February 5 1998--Research Triangle Park, NC--InfoWorld Magazine threw its impressive weight behind the Linux community with its Product of the Year Issue when it named Red Hat Linux 5.0, the OS that acts as a UNIX workstation for the personal computer, the Network Operating System of the Year and gave the Linux user community the award for Best Technical Support.
"Find out what you've been missing while you've been rebooting windows NT," writes InfoWorld Magazine's Eric Hammond of Red Hat Linux 5.0. Proving that Linux has indeed come of age in the software industry, Hammond suggests that, "There isn't any reason why Linux can't be implemented as an enterprise computing solution...Red Hat recognized commercial organizations' need for reliable support, and so the company now provides several help options, including telephone support."
Hammond mentions "several help options," and an integral component of these "help options" is the Linux user community. Active, vocal, and technically-sophisticated, the Linux community displays the kind of pride that comes with ownership. And since the Linux OS is cooperatively developed over the internet by many of these users, the pride of ownership rings true.

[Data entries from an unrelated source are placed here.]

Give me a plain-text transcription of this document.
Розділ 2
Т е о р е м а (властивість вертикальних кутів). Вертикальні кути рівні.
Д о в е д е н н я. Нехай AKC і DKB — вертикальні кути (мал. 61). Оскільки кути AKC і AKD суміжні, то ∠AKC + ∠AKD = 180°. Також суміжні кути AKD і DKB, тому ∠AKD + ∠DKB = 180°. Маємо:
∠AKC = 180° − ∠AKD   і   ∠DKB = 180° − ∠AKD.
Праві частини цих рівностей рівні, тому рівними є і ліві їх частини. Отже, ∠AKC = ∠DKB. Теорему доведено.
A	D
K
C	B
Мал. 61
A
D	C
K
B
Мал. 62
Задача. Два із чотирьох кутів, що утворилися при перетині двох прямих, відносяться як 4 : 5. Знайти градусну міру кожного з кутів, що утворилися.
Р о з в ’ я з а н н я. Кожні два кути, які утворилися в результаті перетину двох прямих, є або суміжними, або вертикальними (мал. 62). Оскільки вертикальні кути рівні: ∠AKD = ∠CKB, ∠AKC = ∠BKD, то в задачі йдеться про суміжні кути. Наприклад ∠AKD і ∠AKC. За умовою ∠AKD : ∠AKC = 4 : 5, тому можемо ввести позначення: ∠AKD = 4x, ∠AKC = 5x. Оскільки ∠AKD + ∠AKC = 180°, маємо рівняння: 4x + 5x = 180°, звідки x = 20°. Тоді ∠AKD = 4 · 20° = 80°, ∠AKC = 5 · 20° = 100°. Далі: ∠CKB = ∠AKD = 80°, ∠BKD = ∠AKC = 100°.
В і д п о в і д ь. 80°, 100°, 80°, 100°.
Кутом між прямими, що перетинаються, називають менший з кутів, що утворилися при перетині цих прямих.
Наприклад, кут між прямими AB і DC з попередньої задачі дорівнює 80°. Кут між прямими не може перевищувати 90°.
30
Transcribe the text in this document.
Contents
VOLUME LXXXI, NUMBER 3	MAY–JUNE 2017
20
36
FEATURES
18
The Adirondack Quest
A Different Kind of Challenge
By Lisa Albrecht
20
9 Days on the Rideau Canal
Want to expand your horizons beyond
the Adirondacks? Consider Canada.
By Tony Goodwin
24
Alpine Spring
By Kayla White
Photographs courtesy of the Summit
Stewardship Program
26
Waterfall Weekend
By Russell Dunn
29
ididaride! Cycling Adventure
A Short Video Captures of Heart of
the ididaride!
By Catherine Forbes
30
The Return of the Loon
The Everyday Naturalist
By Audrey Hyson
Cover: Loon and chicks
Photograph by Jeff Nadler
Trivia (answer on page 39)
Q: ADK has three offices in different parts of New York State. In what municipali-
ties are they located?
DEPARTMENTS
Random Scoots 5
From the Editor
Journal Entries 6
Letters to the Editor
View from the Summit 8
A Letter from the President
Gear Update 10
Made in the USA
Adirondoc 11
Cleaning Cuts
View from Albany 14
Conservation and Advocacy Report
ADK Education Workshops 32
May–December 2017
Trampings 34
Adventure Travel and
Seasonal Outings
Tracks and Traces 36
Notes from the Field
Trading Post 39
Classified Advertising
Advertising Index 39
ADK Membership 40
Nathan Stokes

Of the Linux user community and their pride of ownership, InfoWorld's Ed Foster states, "Linux users rave about the technical support they receive that goes far beyond the call of duty." And Foster addresses the use of Linux in the business environment by writing that corporations "found the support they received to be far more impressive than what they were used to with commercial software."

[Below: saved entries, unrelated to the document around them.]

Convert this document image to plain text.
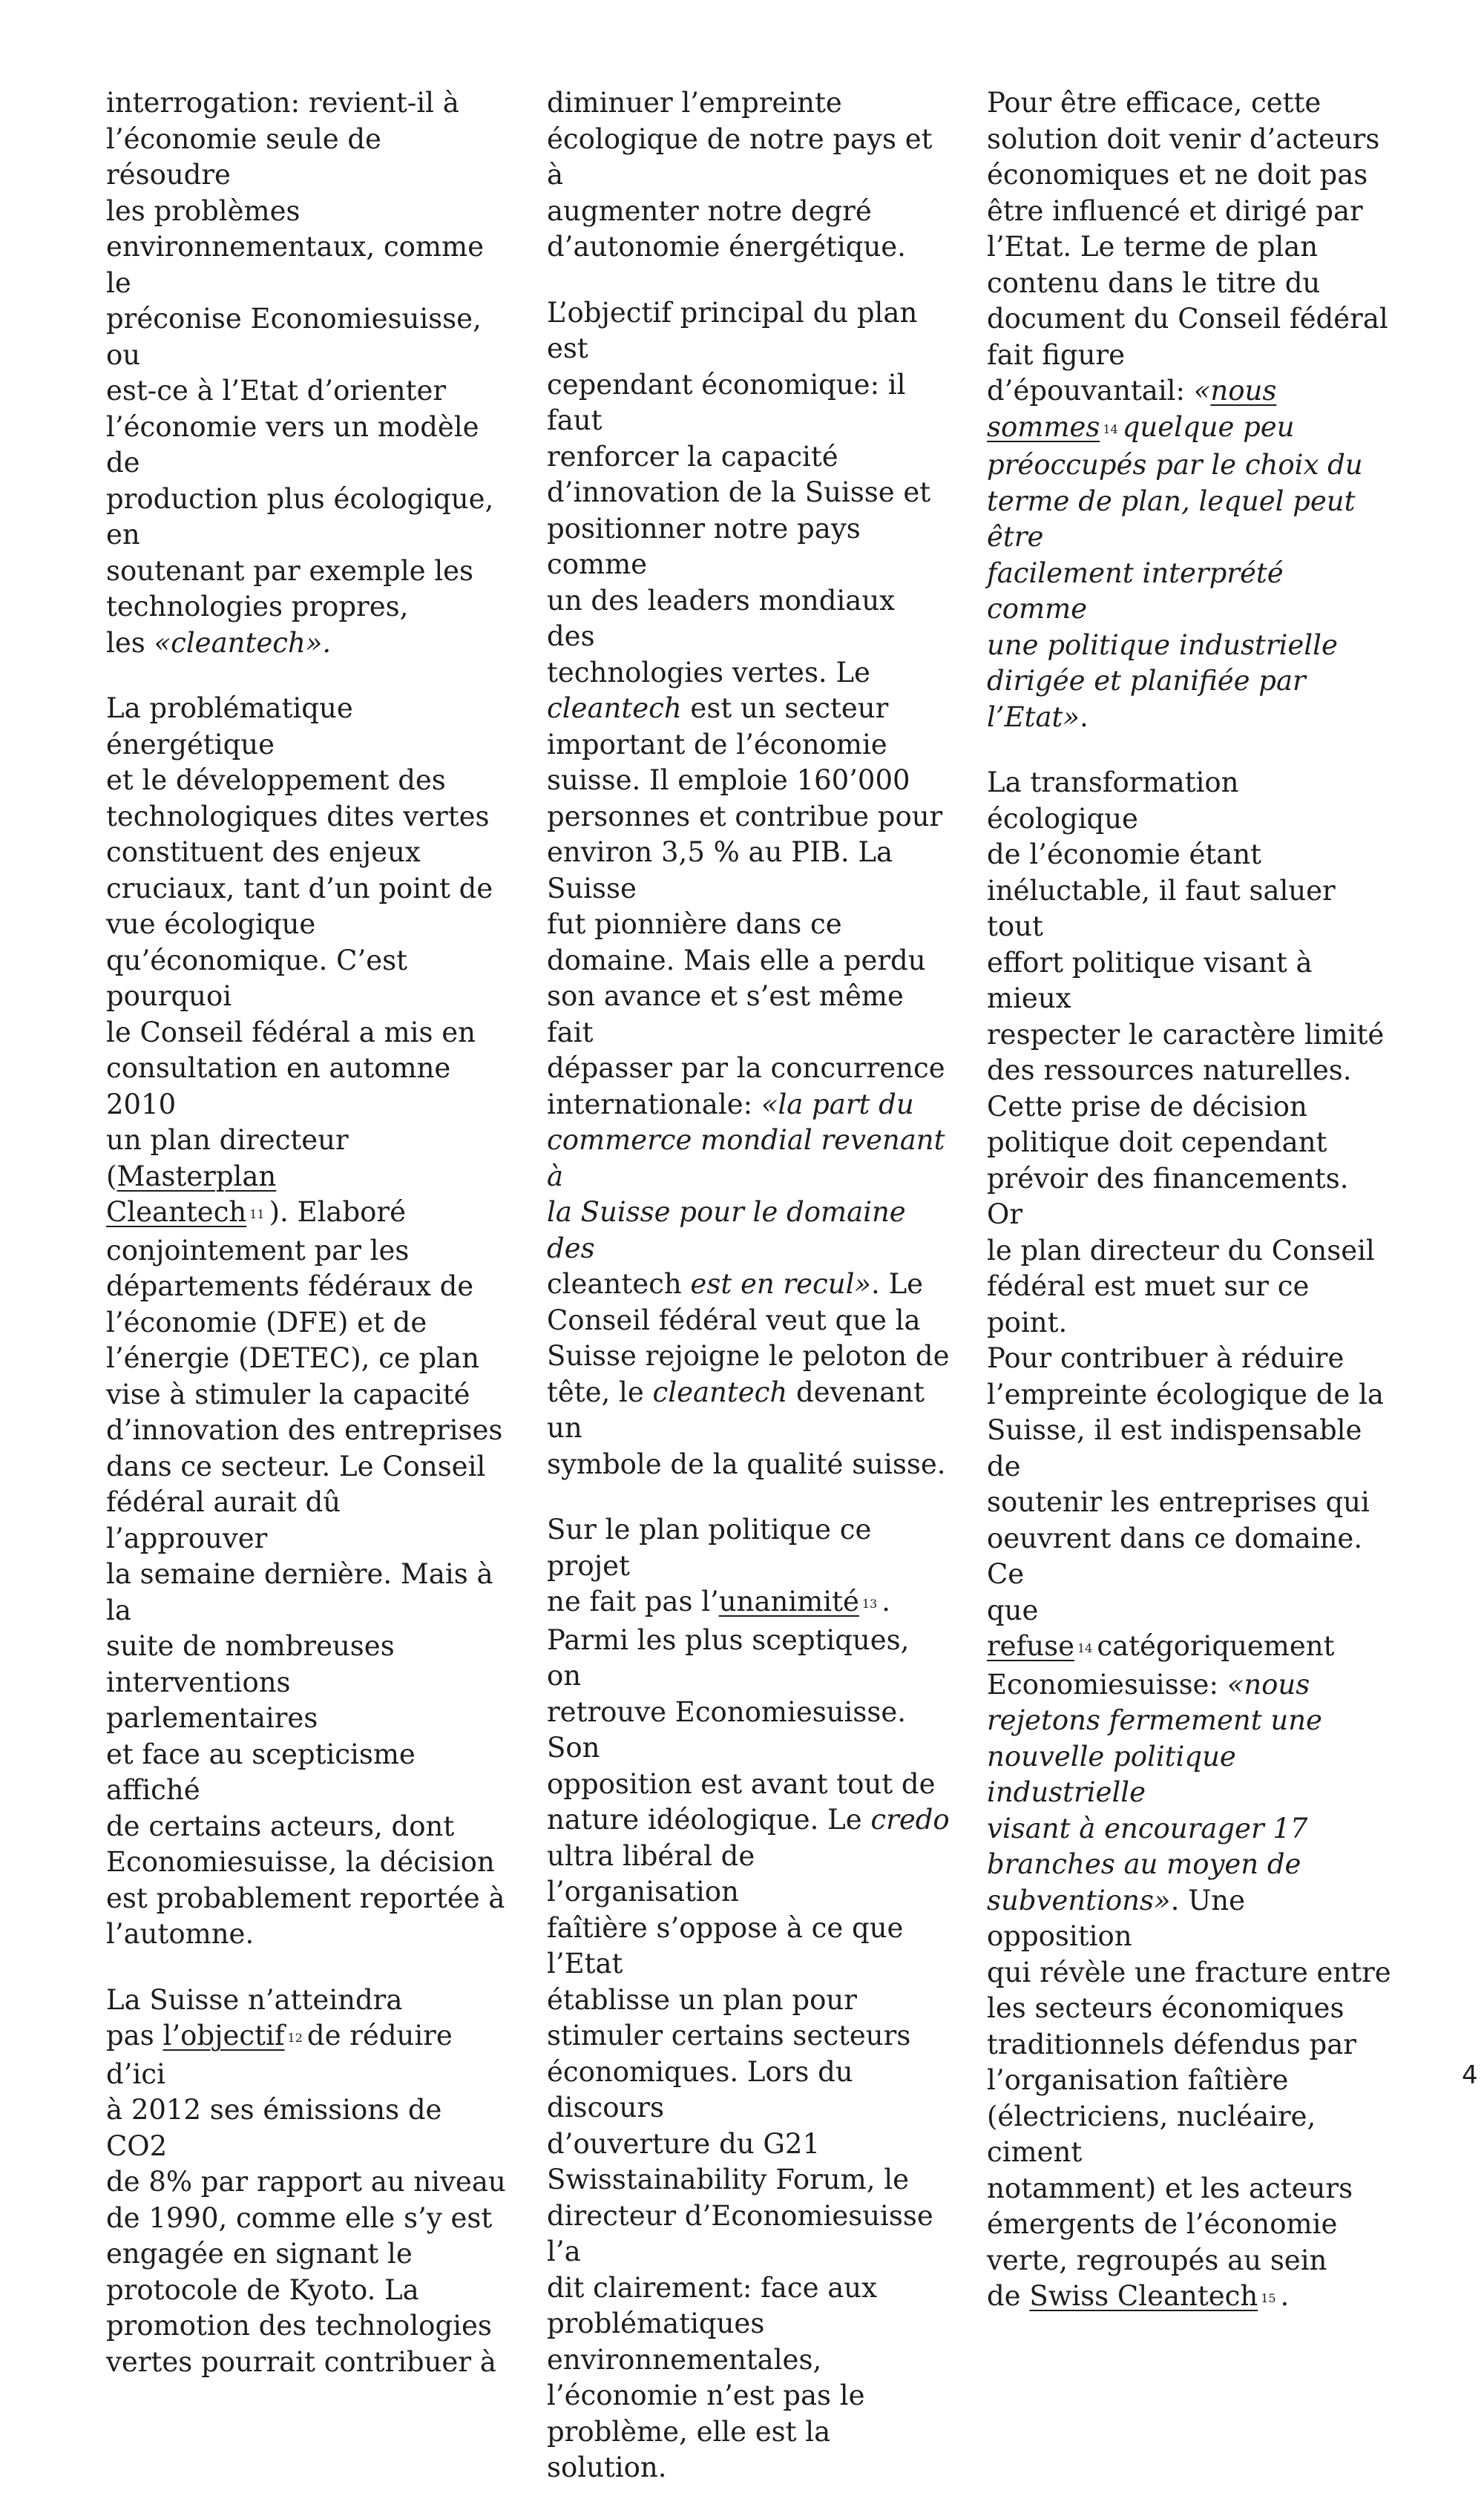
interrogation: revient-il à
l’économie seule de résoudre
les problèmes
environnementaux, comme le
préconise Economiesuisse, ou
est-ce à l’Etat d’orienter
l’économie vers un modèle de
production plus écologique, en
soutenant par exemple les
technologies propres,
les «cleantech».

La problématique énergétique
et le développement des
technologiques dites vertes
constituent des enjeux
cruciaux, tant d’un point de
vue écologique
qu’économique. C’est pourquoi
le Conseil fédéral a mis en
consultation en automne 2010
un plan directeur (Masterplan
Cleantech 11 ). Elaboré
conjointement par les
départements fédéraux de
l’économie (DFE) et de
l’énergie (DETEC), ce plan
vise à stimuler la capacité
d’innovation des entreprises
dans ce secteur. Le Conseil
fédéral aurait dû l’approuver
la semaine dernière. Mais à la
suite de nombreuses
interventions parlementaires
et face au scepticisme affiché
de certains acteurs, dont
Economiesuisse, la décision
est probablement reportée à
l’automne.

La Suisse n’atteindra
pas l’objectif 12 de réduire d’ici
à 2012 ses émissions de CO2
de 8% par rapport au niveau
de 1990, comme elle s’y est
engagée en signant le
protocole de Kyoto. La
promotion des technologies
vertes pourrait contribuer à

diminuer l’empreinte
écologique de notre pays et à
augmenter notre degré
d’autonomie énergétique.

L’objectif principal du plan est
cependant économique: il faut
renforcer la capacité
d’innovation de la Suisse et
positionner notre pays comme
un des leaders mondiaux des
technologies vertes. Le
cleantech est un secteur
important de l’économie
suisse. Il emploie 160’000
personnes et contribue pour
environ 3,5 % au PIB. La Suisse
fut pionnière dans ce
domaine. Mais elle a perdu
son avance et s’est même fait
dépasser par la concurrence
internationale: «la part du
commerce mondial revenant à
la Suisse pour le domaine des
cleantech est en recul». Le
Conseil fédéral veut que la
Suisse rejoigne le peloton de
tête, le cleantech devenant un
symbole de la qualité suisse.

Sur le plan politique ce projet
ne fait pas l’unanimité 13 .
Parmi les plus sceptiques, on
retrouve Economiesuisse. Son
opposition est avant tout de
nature idéologique. Le credo
ultra libéral de l’organisation
faîtière s’oppose à ce que l’Etat
établisse un plan pour
stimuler certains secteurs
économiques. Lors du discours
d’ouverture du G21
Swisstainability Forum, le
directeur d’Economiesuisse l’a
dit clairement: face aux
problématiques
environnementales,
l’économie n’est pas le
problème, elle est la solution.

Pour être efficace, cette
solution doit venir d’acteurs
économiques et ne doit pas
être influencé et dirigé par
l’Etat. Le terme de plan
contenu dans le titre du
document du Conseil fédéral
fait figure
d’épouvantail: «nous
sommes 14 quelque peu
préoccupés par le choix du
terme de plan, lequel peut être
facilement interprété comme
une politique industrielle
dirigée et planifiée par l’Etat».

La transformation écologique
de l’économie étant
inéluctable, il faut saluer tout
effort politique visant à mieux
respecter le caractère limité
des ressources naturelles.
Cette prise de décision
politique doit cependant
prévoir des financements. Or
le plan directeur du Conseil
fédéral est muet sur ce point.
Pour contribuer à réduire
l’empreinte écologique de la
Suisse, il est indispensable de
soutenir les entreprises qui
oeuvrent dans ce domaine. Ce
que refuse 14 catégoriquement
Economiesuisse: «nous
rejetons fermement une
nouvelle politique industrielle
visant à encourager 17
branches au moyen de
subventions». Une opposition
qui révèle une fracture entre
les secteurs économiques
traditionnels défendus par
l’organisation faîtière
(électriciens, nucléaire, ciment
notamment) et les acteurs
émergents de l’économie
verte, regroupés au sein
de Swiss Cleantech 15 .

4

With Red Hat Linux 5.0 winning the Product of the Year and the Linux user community receiving accolades for best technical support, arguments grow stronger in favor of the Linux operating system not only as a viable alternative to other systems but rather as a preferable, technically superior OS.

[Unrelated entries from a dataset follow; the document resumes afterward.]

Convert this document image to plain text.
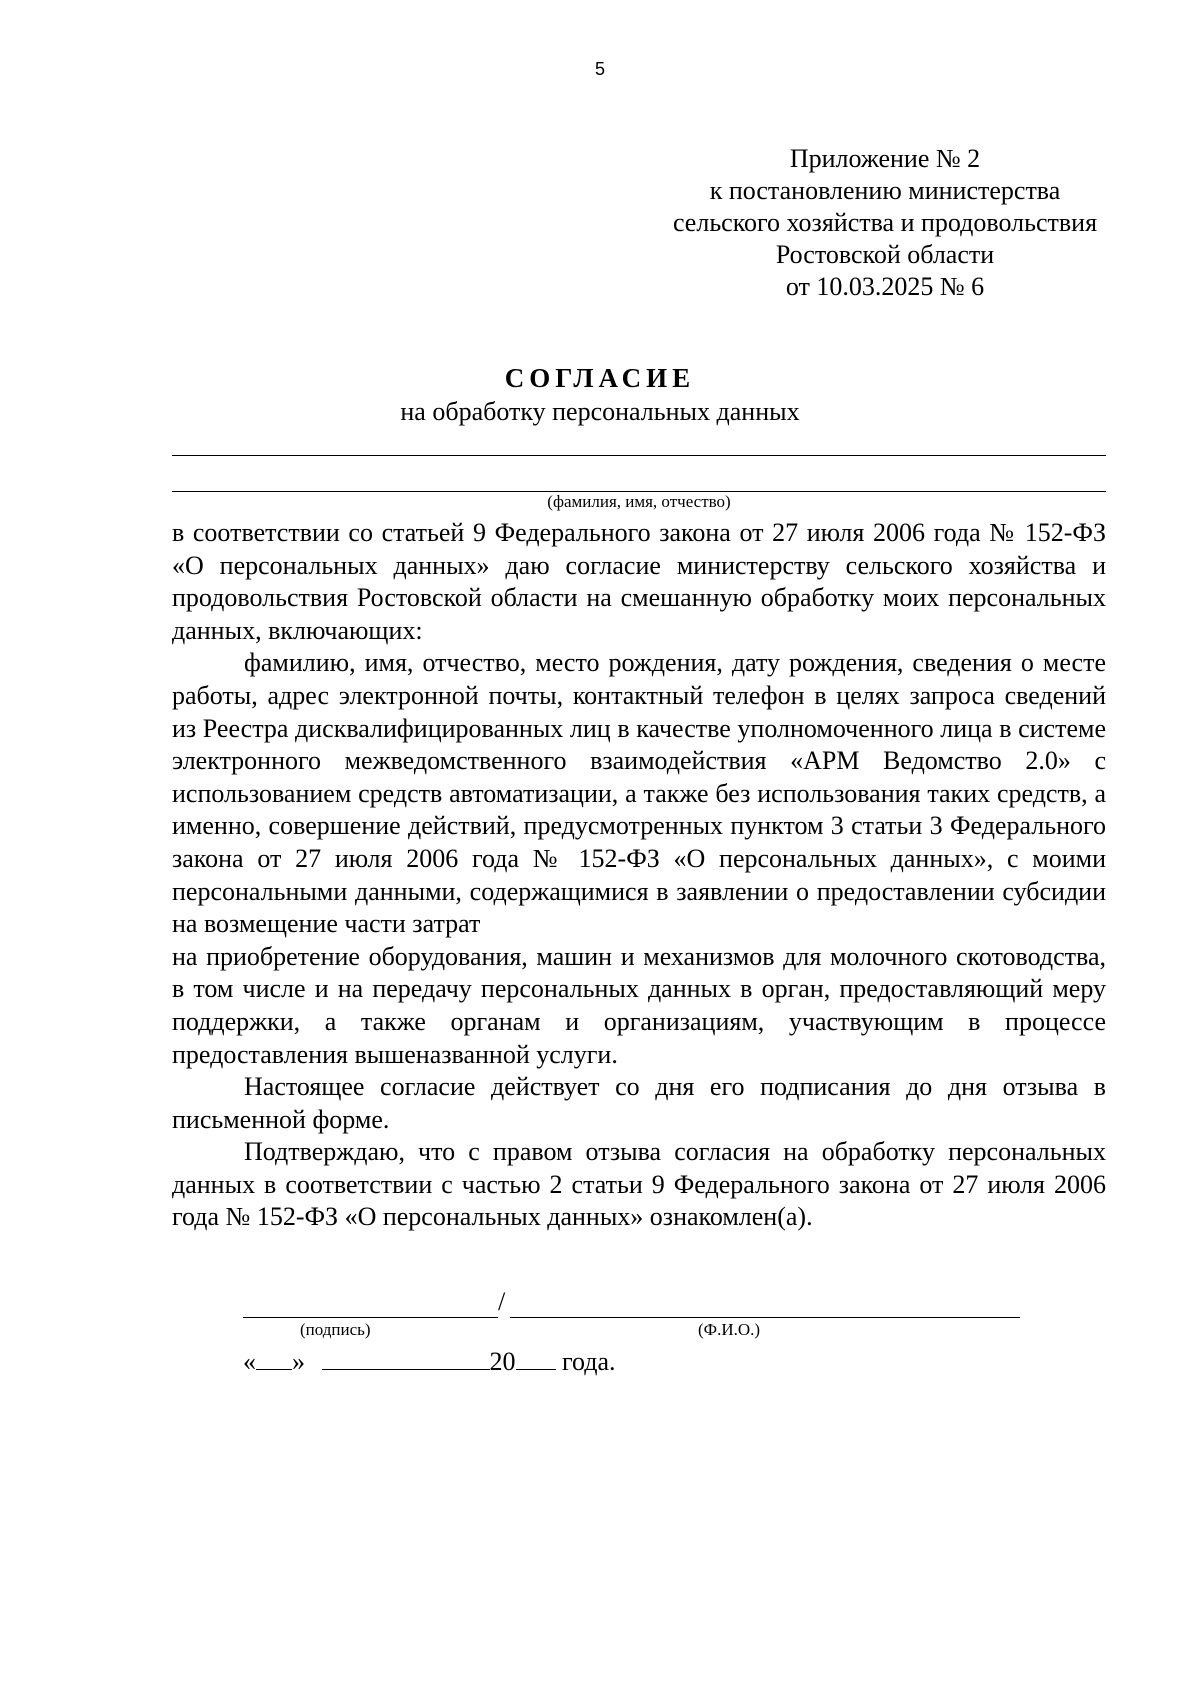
5
Приложение № 2
к постановлению министерства
сельского хозяйства и продовольствия
Ростовской области
от 10.03.2025 № 6
СОГЛАСИЕ
на обработку персональных данных
(фамилия, имя, отчество)

в соответствии со статьей 9 Федерального закона от 27 июля 2006 года № 152-ФЗ «О персональных данных» даю согласие министерству сельского хозяйства и продовольствия Ростовской области на смешанную обработку моих персональных данных, включающих:

фамилию, имя, отчество, место рождения, дату рождения, сведения о месте работы, адрес электронной почты, контактный телефон в целях запроса сведений из Реестра дисквалифицированных лиц в качестве уполномоченного лица в системе электронного межведомственного взаимодействия «АРМ Ведомство 2.0» с использованием средств автоматизации, а также без использования таких средств, а именно, совершение действий, предусмотренных пунктом 3 статьи 3 Федерального закона от 27 июля 2006 года № 152-ФЗ «О персональных данных», с моими персональными данными, содержащимися в заявлении о предоставлении субсидии на возмещение части затрат

на приобретение оборудования, машин и механизмов для молочного скотоводства, в том числе и на передачу персональных данных в орган, предоставляющий меру поддержки, а также органам и организациям, участвующим в процессе предоставления вышеназванной услуги.

Настоящее согласие действует со дня его подписания до дня отзыва в письменной форме.

Подтверждаю, что с правом отзыва согласия на обработку персональных данных в соответствии с частью 2 статьи 9 Федерального закона от 27 июля 2006 года № 152-ФЗ «О персональных данных» ознакомлен(а).

/
(подпись)	(Ф.И.О.)
« »	20 года.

As InfoWorld says, find out what you've been missing Check out http://www.redhat.com, http://www.infoworld.com/cgi-bin/displayTC.pl?/97poy.win3.htm#linux, and http://www.infoworld.com/cgi-bin/displayTC.pl?97poy.supp.htm
Linux is the correctively developed POSIX-based, multi-user, multi-tasking operating system used worldwide in commercial, academic, and development organizations. Linux is used as a high value, fully-functional UNIX workstation for applications ranging from Internet Servers to reliable work group computing.